Ryan Charles, founder of Yours.Network, said:
“Private chains can effectively solve the efficiency, security and fraud problems of traditional financial institutions, but this change is cumulative. Private chains will not subvert the financial system. However, public chains have the potential to replace most of the functions of traditional financial institutions through software, fundamentally changing the way the financial system operates.”
Eric Larchevêque, CEO of Ledger, said:
“Ledger enables the security of blockchain applications through trusted hardware. Public, private or consortium chains cannot scale without secure key management, so we are developing solutions for all use cases. We believe that censorship-resistant public blockchains have the potential to disrupt society, while private blockchains are just a cost-efficiency tool in the back office of banks. Some believe the potential should be measured in trillions, others in billions. But since they are completely orthogonal and can exist simultaneously, it doesn’t have to be business as usual against them.”
Anthony Di Iorio, CEO of Decentral and Jaxx and co-founder of Ethereum and Chief Digital Officer of TMX Group (Toronto Stock Exchange Group) said:
“You build private blockchains because you want to control the participants in the blockchain. So we have banks and financial institutions, which have to abide by strict regulations. They can’t use public blockchains now because public blockchains are open and permissionless, and anyone can participate, which contradicts the regulations they have to abide by.”
“Private chains can leverage blockchain technology by creating small groups of participants who can validate transactions internally. This also puts you at risk for security breaches, just like in centralized systems. So, unlike public chains that are secured by mining hash power, you are taking on greater risk. Private chains have their uses. They can be faster, they can do more transactions without having to worry about scaling. Private chains have security advantages, but they also have security disadvantages.”

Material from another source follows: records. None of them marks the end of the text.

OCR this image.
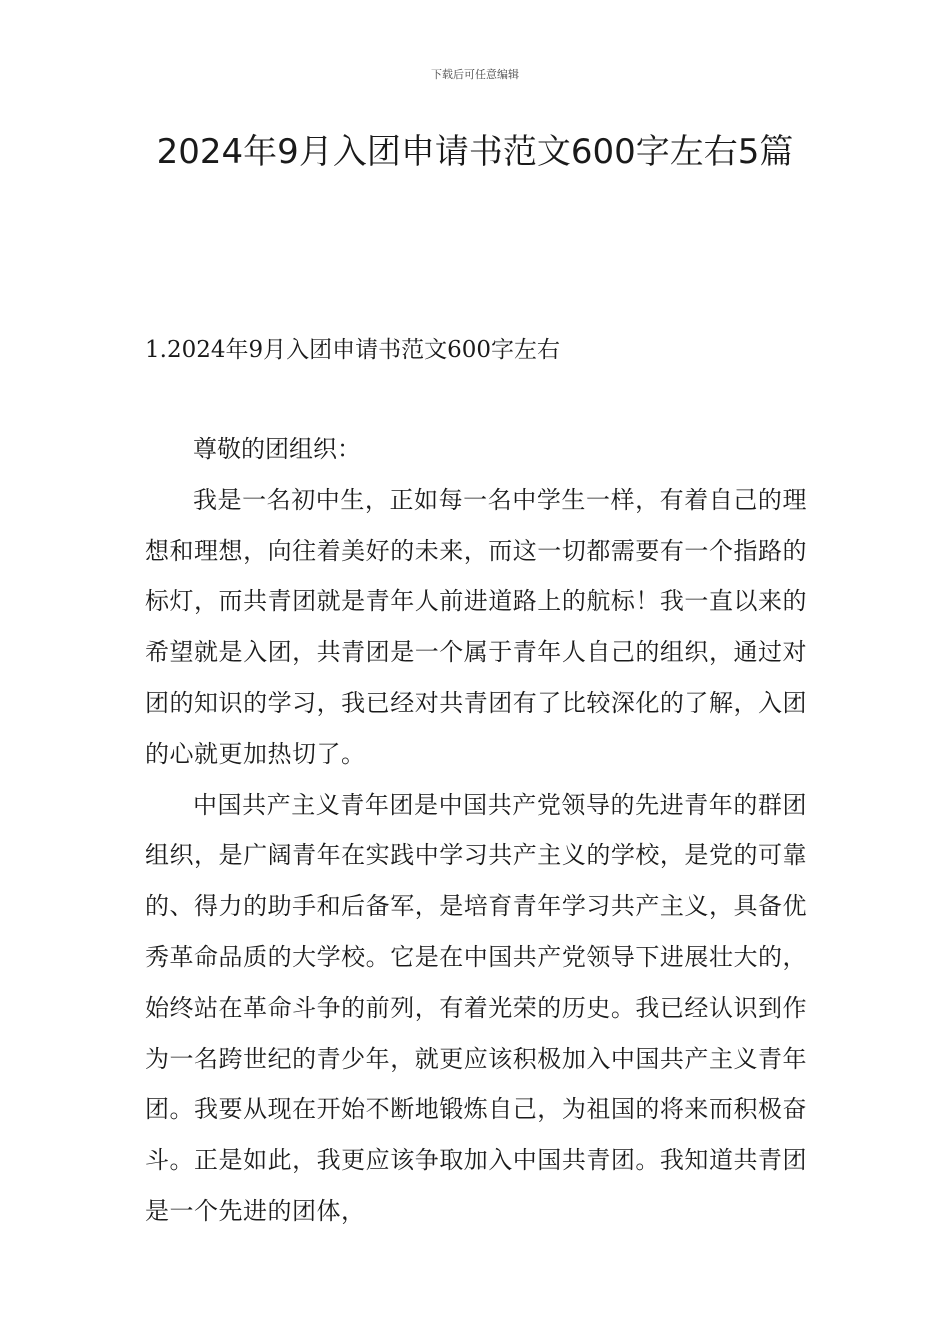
下载后可任意编辑
2024年9月入团申请书范文600字左右5篇
1.2024年9月入团申请书范文600字左右

尊敬的团组织：

我是一名初中生，正如每一名中学生一样，有着自己的理想和理想，向往着美好的未来，而这一切都需要有一个指路的标灯，而共青团就是青年人前进道路上的航标！我一直以来的希望就是入团，共青团是一个属于青年人自己的组织，通过对团的知识的学习，我已经对共青团有了比较深化的了解，入团的心就更加热切了。

中国共产主义青年团是中国共产党领导的先进青年的群团组织，是广阔青年在实践中学习共产主义的学校，是党的可靠的、得力的助手和后备军，是培育青年学习共产主义，具备优秀革命品质的大学校。它是在中国共产党领导下进展壮大的，始终站在革命斗争的前列，有着光荣的历史。我已经认识到作为一名跨世纪的青少年，就更应该积极加入中国共产主义青年团。我要从现在开始不断地锻炼自己，为祖国的将来而积极奋斗。正是如此，我更应该争取加入中国共青团。我知道共青团是一个先进的团体，
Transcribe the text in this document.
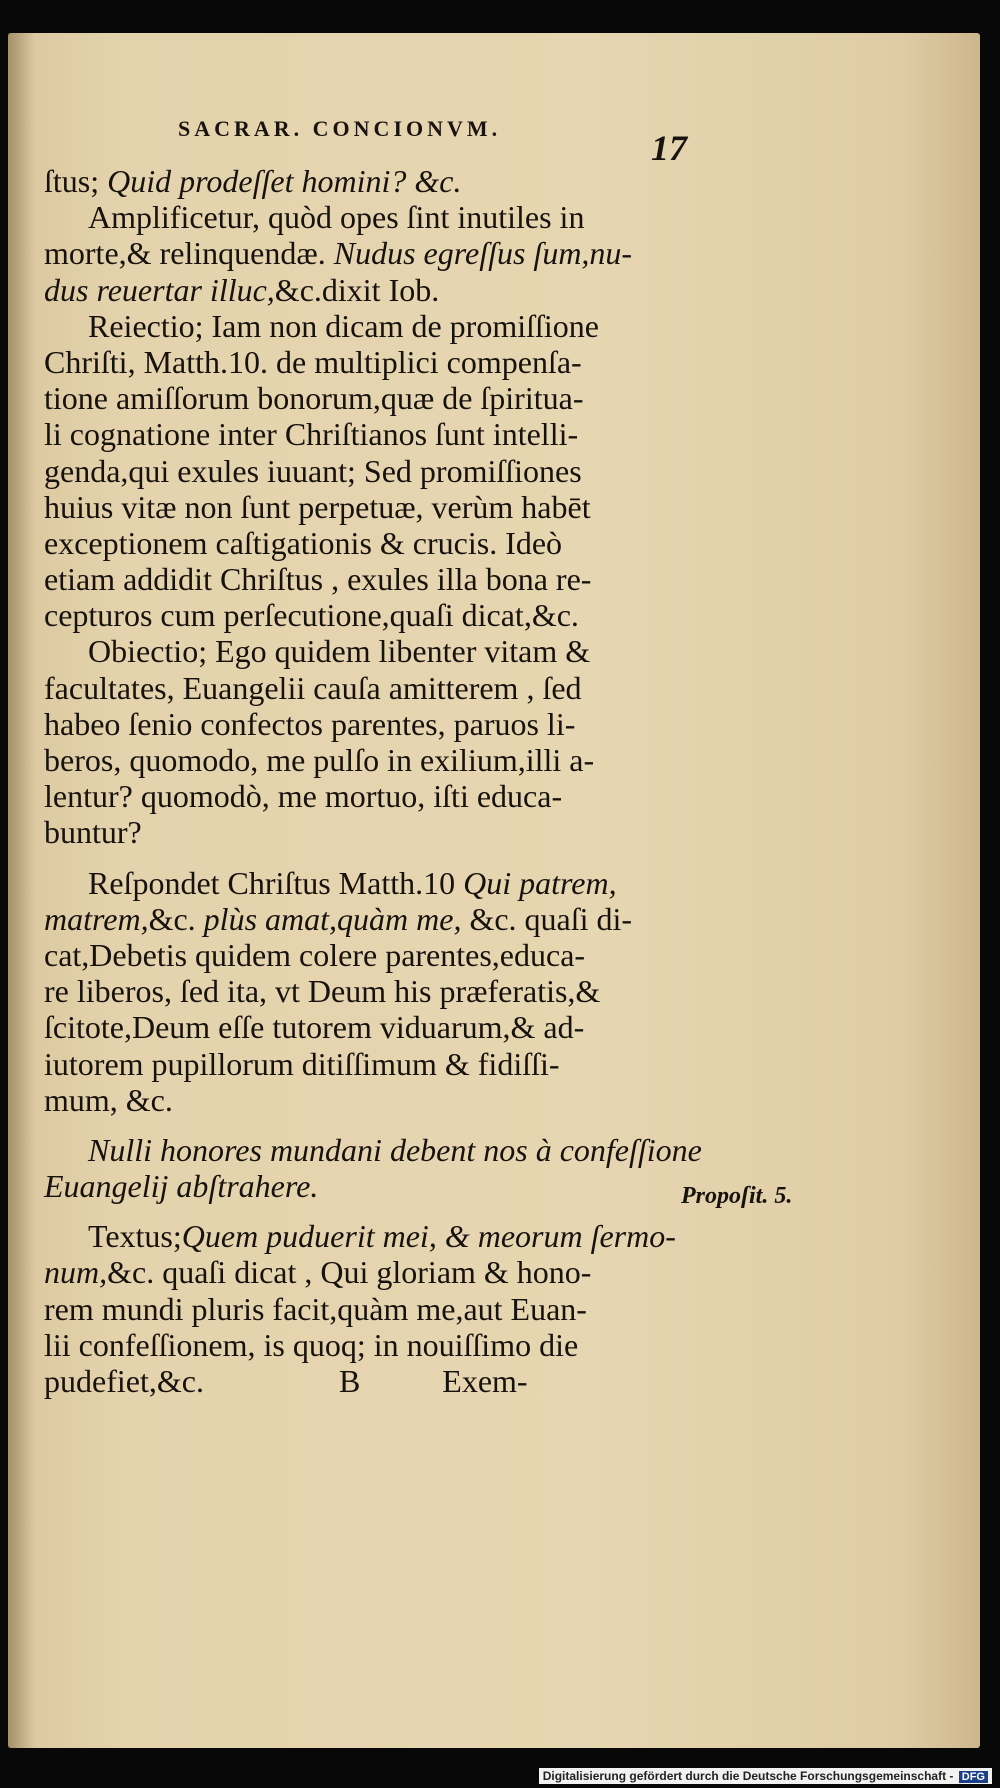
SACRAR. CONCIONVM.	17
ſtus; Quid prodeſſet homini? &c.
Amplificetur, quòd opes ſint inutiles in
morte,& relinquendæ. Nudus egreſſus ſum,nu-
dus reuertar illuc,&c.dixit Iob.
Reiectio; Iam non dicam de promiſſione
Chriſti, Matth.10. de multiplici compenſa-
tione amiſſorum bonorum,quæ de ſpiritua-
li cognatione inter Chriſtianos ſunt intelli-
genda,qui exules iuuant; Sed promiſſiones
huius vitæ non ſunt perpetuæ, verùm habēt
exceptionem caſtigationis & crucis. Ideò
etiam addidit Chriſtus , exules illa bona re-
cepturos cum perſecutione,quaſi dicat,&c.
Obiectio; Ego quidem libenter vitam &
facultates, Euangelii cauſa amitterem , ſed
habeo ſenio confectos parentes, paruos li-
beros, quomodo, me pulſo in exilium,illi a-
lentur? quomodò, me mortuo, iſti educa-
buntur?
Reſpondet Chriſtus Matth.10 Qui patrem,
matrem,&c. plùs amat,quàm me, &c. quaſi di-
cat,Debetis quidem colere parentes,educa-
re liberos, ſed ita, vt Deum his præferatis,&
ſcitote,Deum eſſe tutorem viduarum,& ad-
iutorem pupillorum ditiſſimum & fidiſſi-
mum, &c.
Nulli honores mundani debent nos à confeſſione
Euangelij abſtrahere.
Textus;Quem puduerit mei, & meorum ſermo-
num,&c. quaſi dicat , Qui gloriam & hono-
rem mundi pluris facit,quàm me,aut Euan-
lii confeſſionem, is quoq; in nouiſſimo die
pudefiet,&c.	B	Exem-
Propoſit. 5.
Digitalisierung gefördert durch die Deutsche Forschungsgemeinschaft - DFG
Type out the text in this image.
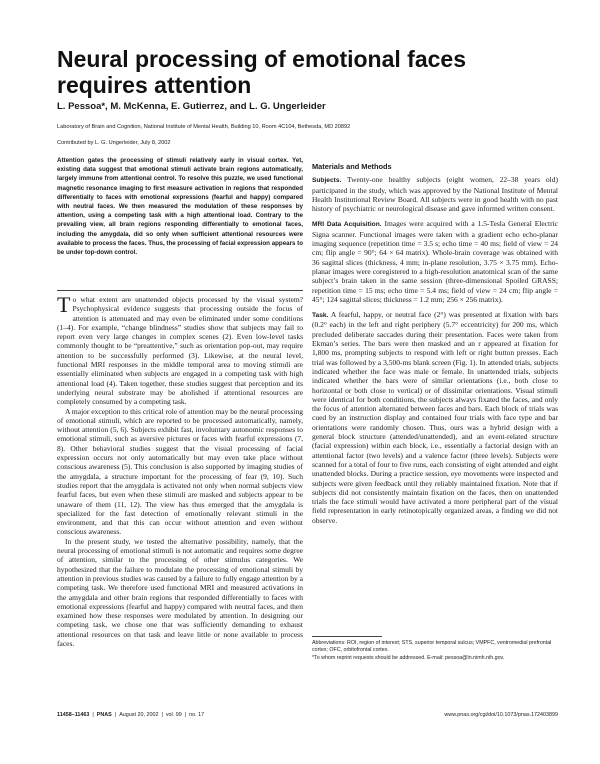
Neural processing of emotional faces requires attention
L. Pessoa*, M. McKenna, E. Gutierrez, and L. G. Ungerleider
Laboratory of Brain and Cognition, National Institute of Mental Health, Building 10, Room 4C104, Bethesda, MD 20892
Contributed by L. G. Ungerleider, July 8, 2002
Attention gates the processing of stimuli relatively early in visual cortex. Yet, existing data suggest that emotional stimuli activate brain regions automatically, largely immune from attentional control. To resolve this puzzle, we used functional magnetic resonance imaging to first measure activation in regions that responded differentially to faces with emotional expressions (fearful and happy) compared with neutral faces. We then measured the modulation of these responses by attention, using a competing task with a high attentional load. Contrary to the prevailing view, all brain regions responding differentially to emotional faces, including the amygdala, did so only when sufficient attentional resources were available to process the faces. Thus, the processing of facial expression appears to be under top-down control.

To what extent are unattended objects processed by the visual system? Psychophysical evidence suggests that processing outside the focus of attention is attenuated and may even be eliminated under some conditions (1–4). For example, “change blindness” studies show that subjects may fail to report even very large changes in complex scenes (2). Even low-level tasks commonly thought to be “preattentive,” such as orientation pop-out, may require attention to be successfully performed (3). Likewise, at the neural level, functional MRI responses in the middle temporal area to moving stimuli are essentially eliminated when subjects are engaged in a competing task with high attentional load (4). Taken together, these studies suggest that perception and its underlying neural substrate may be abolished if attentional resources are completely consumed by a competing task.

A major exception to this critical role of attention may be the neural processing of emotional stimuli, which are reported to be processed automatically, namely, without attention (5, 6). Subjects exhibit fast, involuntary autonomic responses to emotional stimuli, such as aversive pictures or faces with fearful expressions (7, 8). Other behavioral studies suggest that the visual processing of facial expression occurs not only automatically but may even take place without conscious awareness (5). This conclusion is also supported by imaging studies of the amygdala, a structure important for the processing of fear (9, 10). Such studies report that the amygdala is activated not only when normal subjects view fearful faces, but even when these stimuli are masked and subjects appear to be unaware of them (11, 12). The view has thus emerged that the amygdala is specialized for the fast detection of emotionally relevant stimuli in the environment, and that this can occur without attention and even without conscious awareness.

In the present study, we tested the alternative possibility, namely, that the neural processing of emotional stimuli is not automatic and requires some degree of attention, similar to the processing of other stimulus categories. We hypothesized that the failure to modulate the processing of emotional stimuli by attention in previous studies was caused by a failure to fully engage attention by a competing task. We therefore used functional MRI and measured activations in the amygdala and other brain regions that responded differentially to faces with emotional expressions (fearful and happy) compared with neutral faces, and then examined how these responses were modulated by attention. In designing our competing task, we chose one that was sufficiently demanding to exhaust attentional resources on that task and leave little or none available to process faces.

Materials and Methods

Subjects. Twenty-one healthy subjects (eight women, 22–38 years old) participated in the study, which was approved by the National Institute of Mental Health Institutional Review Board. All subjects were in good health with no past history of psychiatric or neurological disease and gave informed written consent.

MRI Data Acquisition. Images were acquired with a 1.5-Tesla General Electric Signa scanner. Functional images were taken with a gradient echo echo-planar imaging sequence (repetition time = 3.5 s; echo time = 40 ms; field of view = 24 cm; flip angle = 90°; 64 × 64 matrix). Whole-brain coverage was obtained with 36 sagittal slices (thickness, 4 mm; in-plane resolution, 3.75 × 3.75 mm). Echo-planar images were coregistered to a high-resolution anatomical scan of the same subject’s brain taken in the same session (three-dimensional Spoiled GRASS; repetition time = 15 ms; echo time = 5.4 ms; field of view = 24 cm; flip angle = 45°; 124 sagittal slices; thickness = 1.2 mm; 256 × 256 matrix).

Task. A fearful, happy, or neutral face (2°) was presented at fixation with bars (0.2° each) in the left and right periphery (5.7° eccentricity) for 200 ms, which precluded deliberate saccades during their presentation. Faces were taken from Ekman’s series. The bars were then masked and an r appeared at fixation for 1,800 ms, prompting subjects to respond with left or right button presses. Each trial was followed by a 3,500-ms blank screen (Fig. 1). In attended trials, subjects indicated whether the face was male or female. In unattended trials, subjects indicated whether the bars were of similar orientations (i.e., both close to horizontal or both close to vertical) or of dissimilar orientations. Visual stimuli were identical for both conditions, the subjects always fixated the faces, and only the focus of attention alternated between faces and bars. Each block of trials was cued by an instruction display and contained four trials with face type and bar orientations were randomly chosen. Thus, ours was a hybrid design with a general block structure (attended/unattended), and an event-related structure (facial expression) within each block, i.e., essentially a factorial design with an attentional factor (two levels) and a valence factor (three levels). Subjects were scanned for a total of four to five runs, each consisting of eight attended and eight unattended blocks. During a practice session, eye movements were inspected and subjects were given feedback until they reliably maintained fixation. Note that if subjects did not consistently maintain fixation on the faces, then on unattended trials the face stimuli would have activated a more peripheral part of the visual field representation in early retinotopically organized areas, a finding we did not observe.

Abbreviations: ROI, region of interest; STS, superior temporal sulcus; VMPFC, ventromedial prefrontal cortex; OFC, orbitofrontal cortex.
*To whom reprint requests should be addressed. E-mail: pessoa@ln.nimh.nih.gov.
11458–11463 | PNAS | August 20, 2002 | vol. 99 | no. 17	www.pnas.org/cgi/doi/10.1073/pnas.172403899
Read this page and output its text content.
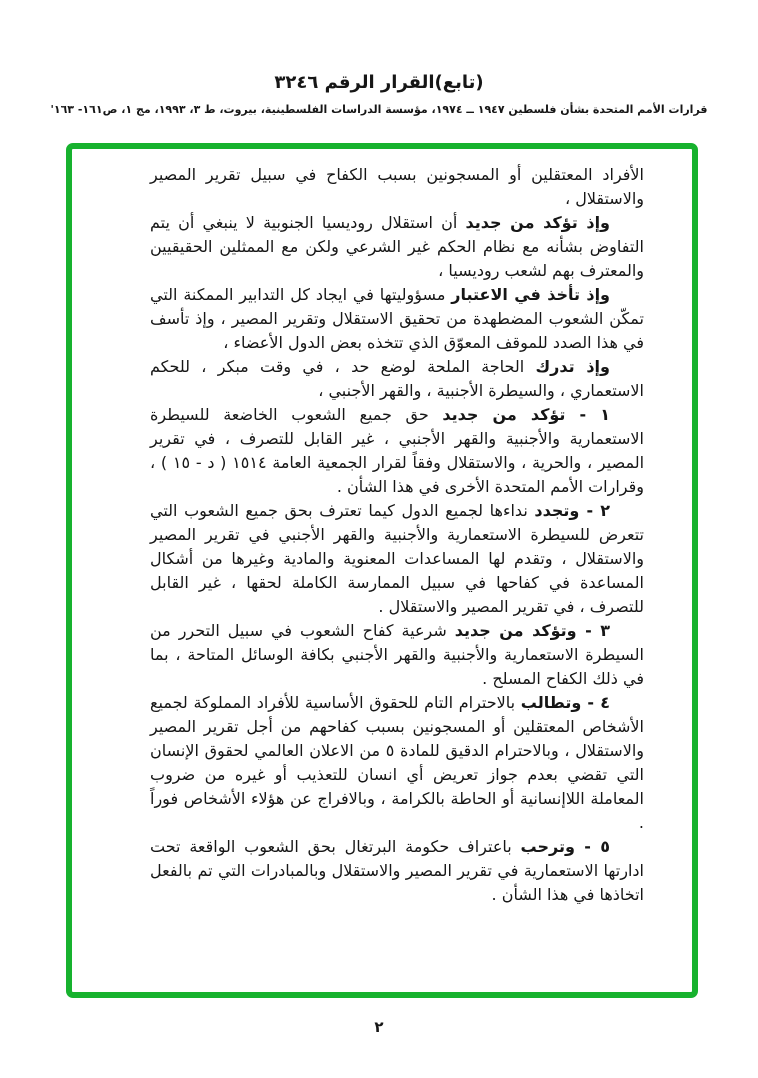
(تابع)القرار الرقم ٣٢٤٦
قرارات الأمم المتحدة بشأن فلسطين ١٩٤٧ ــ ١٩٧٤، مؤسسة الدراسات الفلسطينية، بيروت، ط ٣، ١٩٩٣، مج ١، ص١٦١- ١٦٣'

الأفراد المعتقلين أو المسجونين بسبب الكفاح في سبيل تقرير المصير والاستقلال ،

وإذ تؤكد من جديد أن استقلال روديسيا الجنوبية لا ينبغي أن يتم التفاوض بشأنه مع نظام الحكم غير الشرعي ولكن مع الممثلين الحقيقيين والمعترف بهم لشعب روديسيا ،

وإذ تأخذ في الاعتبار مسؤوليتها في ايجاد كل التدابير الممكنة التي تمكّن الشعوب المضطهدة من تحقيق الاستقلال وتقرير المصير ، وإذ تأسف في هذا الصدد للموقف المعوّق الذي تتخذه بعض الدول الأعضاء ،

وإذ تدرك الحاجة الملحة لوضع حد ، في وقت مبكر ، للحكم الاستعماري ، والسيطرة الأجنبية ، والقهر الأجنبي ،

١ - تؤكد من جديد حق جميع الشعوب الخاضعة للسيطرة الاستعمارية والأجنبية والقهر الأجنبي ، غير القابل للتصرف ، في تقرير المصير ، والحرية ، والاستقلال وفقاً لقرار الجمعية العامة ١٥١٤ ( د - ١٥ ) ، وقرارات الأمم المتحدة الأخرى في هذا الشأن .

٢ - وتجدد نداءها لجميع الدول كيما تعترف بحق جميع الشعوب التي تتعرض للسيطرة الاستعمارية والأجنبية والقهر الأجنبي في تقرير المصير والاستقلال ، وتقدم لها المساعدات المعنوية والمادية وغيرها من أشكال المساعدة في كفاحها في سبيل الممارسة الكاملة لحقها ، غير القابل للتصرف ، في تقرير المصير والاستقلال .

٣ - وتؤكد من جديد شرعية كفاح الشعوب في سبيل التحرر من السيطرة الاستعمارية والأجنبية والقهر الأجنبي بكافة الوسائل المتاحة ، بما في ذلك الكفاح المسلح .

٤ - وتطالب بالاحترام التام للحقوق الأساسية للأفراد المملوكة لجميع الأشخاص المعتقلين أو المسجونين بسبب كفاحهم من أجل تقرير المصير والاستقلال ، وبالاحترام الدقيق للمادة ٥ من الاعلان العالمي لحقوق الإنسان التي تقضي بعدم جواز تعريض أي انسان للتعذيب أو غيره من ضروب المعاملة اللاإنسانية أو الحاطة بالكرامة ، وبالافراج عن هؤلاء الأشخاص فوراً .

٥ - وترحب باعتراف حكومة البرتغال بحق الشعوب الواقعة تحت ادارتها الاستعمارية في تقرير المصير والاستقلال وبالمبادرات التي تم بالفعل اتخاذها في هذا الشأن .

٢
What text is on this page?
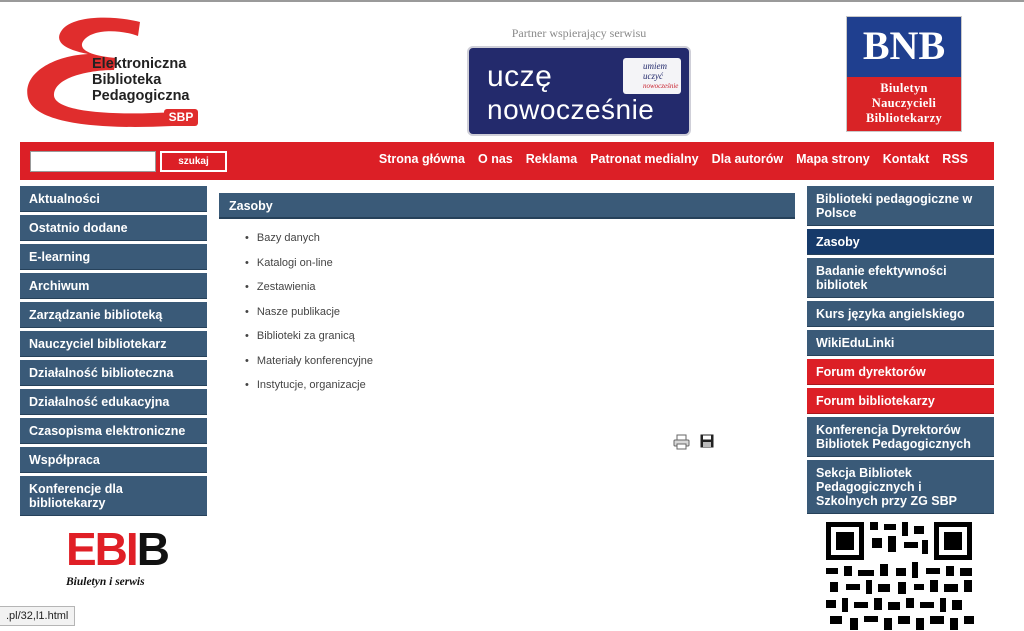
Elektroniczna
Biblioteka
Pedagogiczna
SBP
Partner wspierający serwisu
uczę
nowocześnie
umiem
uczyć
nowocześnie
BNB
Biuletyn
Nauczycieli
Bibliotekarzy
szukaj	Strona główna O nas Reklama Patronat medialny Dla autorów Mapa strony Kontakt RSS
Aktualności
Ostatnio dodane
E-learning
Archiwum
Zarządzanie biblioteką
Nauczyciel bibliotekarz
Działalność biblioteczna
Działalność edukacyjna
Czasopisma elektroniczne
Współpraca
Konferencje dla bibliotekarzy
Zasoby
• Bazy danych
• Katalogi on-line
• Zestawienia
• Nasze publikacje
• Biblioteki za granicą
• Materiały konferencyjne
• Instytucje, organizacje
Biblioteki pedagogiczne w Polsce
Zasoby
Badanie efektywności bibliotek
Kurs języka angielskiego
WikiEduLinki
Forum dyrektorów
Forum bibliotekarzy
Konferencja Dyrektorów Bibliotek Pedagogicznych
Sekcja Bibliotek Pedagogicznych i Szkolnych przy ZG SBP
EBIB
Biuletyn i serwis
.pl/32,l1.html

Andreas M. Antonopoulos, author of Mastering Bitcoin , said:
“The only reason banks are considering permissioned ledgers is because they are finally in the bargaining stage, which is the third of the five stages of industry decline because the traditional industry has begun to lose its advantage. At first they refused to use permissioned ledgers, thinking that such ledgers would not work and would disappear soon, but it turned out not to be the case. Then they said that this is unsourced money and it will not have any value until it is proven to be valuable; no one else will use this currency except them; real investors will not put money in this ledger except them; but in the end, it still exists. Our transition from denial to bargaining may involve anger, frustration, and eventually public acceptance, but it will take a long time.”
“Decentralization, open protocol, open source, collaborative development are the features of Bitcoin and the overall feature. If you take a permissioned ledger and say, all that’s great, we like the database part, can we not open up the decentralized peer-to-peer open source uncontrolled distributed part, well, then you’re throwing the baby out with the bathwater.”
Ethereum founder/co-founder Vitalik Buterin said:
“A consortium or company using a private blockchain can easily change the rules of the blockchain, revert transactions, modify balance information, and so on. In some cases, such as a national land title registry, this is a necessary function; no system would be allowed to exist where Dread Pirate Roberts had legal title to a piece of land, and similarly, attempts to create a land registry that was not controlled by the government would not be recognized by the government in real life…”
“Given all these issues, there is no doubt that private blockchains are a better option for institutions. However, even under the current system, public blockchains still have a lot of value. In fact, this value lies largely in the philosophical virtues that blockchain advocates have always advocated, among which the most advocated are autonomy, neutrality and openness.”